A member of an international gang of thieves who carried out a “truly audacious” $4.5 million diamond heist at a jewellers in Mayfair has been jailed.

Mickael Jovanovic, 27, and his gang posed as Russian businessmen and invited Nicholas Wainwright, the chairman of Boodles, to meet them in Monaco and arranged a sale at the company’s store on New Bond Street.

In a raid compared by police “to the plot of a film” such as Ocean’s Eleven, starring George Clooney and Brad Pitt, the gang used distraction techniques to switch the seven diamonds, one of which was a heart-shaped jewel worth $2.7 million, with pebbles before making their getaway.

Southwark crown court was told that when the sale was arranged in Monaco the fake businessmen said their gemologist would examine the stones. On March 10, 2016, Mr Wainwright and Emma Barton, Boodles’s own gemologist, met the fake expert, “Anna”, who was taken to the basement of the shop for a viewing, where she used a sleight of hand trick.

A raid compared by police “to the plot of a film” such as Ocean’s Eleven, starring George Clooney and Brad Pitt.

Jovanovic and another man, Christophe Stankovic, who had carried out surveillance, loitered near by. Two women acted as lookouts for Anna and a third woman stood by with a change of clothes at a pub near Victoria Station.

The court was told that after Anna, who is still at large, viewed the diamonds and placed them in a small padlocked bag she had brought, a fellow member of the gang called the store.

“Anna wrapped each diamond in pre-cut tissue paper and placed them inside opaque boxes she had brought with her”, Philip Stott, for the prosecution, said. “When the examination was complete, the boxes were placed into a zipable purse-like bag. That was then padlocked shut.”

Mr Wainwright went upstairs to answer the call and Anna went to put the bag in her handbag. Ms Barton told her she could not do this but, unbeknown to the gemologist, the bag Anna placed back on the table was a duplicate containing pebbles, each in a replica box.

It was agreed that the bag would be collected after a transfer of funds. After leaving the shop, Anna met her associates in the street and handed over the diamonds, then they split up. Within three hours they were all in France.

The next day a director at Boodles spoke to the fake buyer, who confirmed that the money would be transferred. Staff grew suspicious and x-rayed the bag, discovering that they had been left with pebbles.

After the jewellers found they had been duped, the Flying Squad began an investigation and made extensive CCTV inquiries. The gang had used minicabs to try to hide their movements but their departure from the country was quickly established. Their images were circulated to other police forces.

Stankovic was caught and jailed in 2016. Jovanovic, of Le Blanc-Mesnil, a suburb in northeastern Paris, was extradited from Italy in January and arrested. He was charged the same day and admitted conspiracy to steal. On Friday he was jailed for three years and eight months by Southwark crown court.

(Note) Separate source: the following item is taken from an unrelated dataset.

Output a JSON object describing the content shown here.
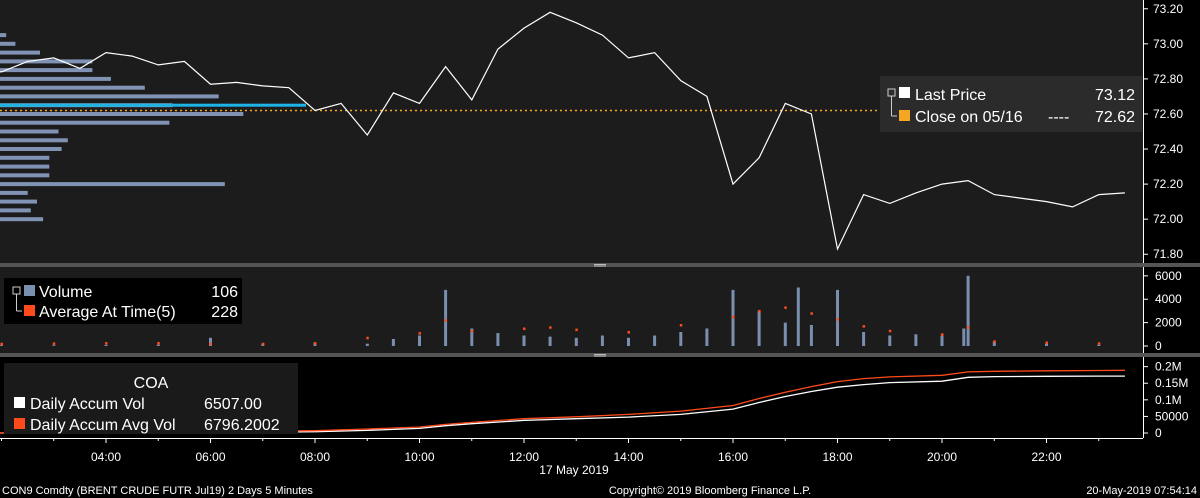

Mr Stott described the raid as “of the highest possible sophistication, planning, risk and reward”.

The jewels have not been traced and Stankovic and Jovanovic’s accomplices have not been caught.

Detective Constable William Man, of the Flying Squad, said: “This was a well-organised theft which evolved over a number of weeks. Like the plot of a film, this was a truly audacious crime. They stole the diamonds and fled in a matter of hours.

“As a result of piecing together all of the bits of information, we knew it was only a matter of time before arrests were made. And whilst it has taken four years, this case does highlight that we won’t give up. We still remain determined to identify all of those involved.”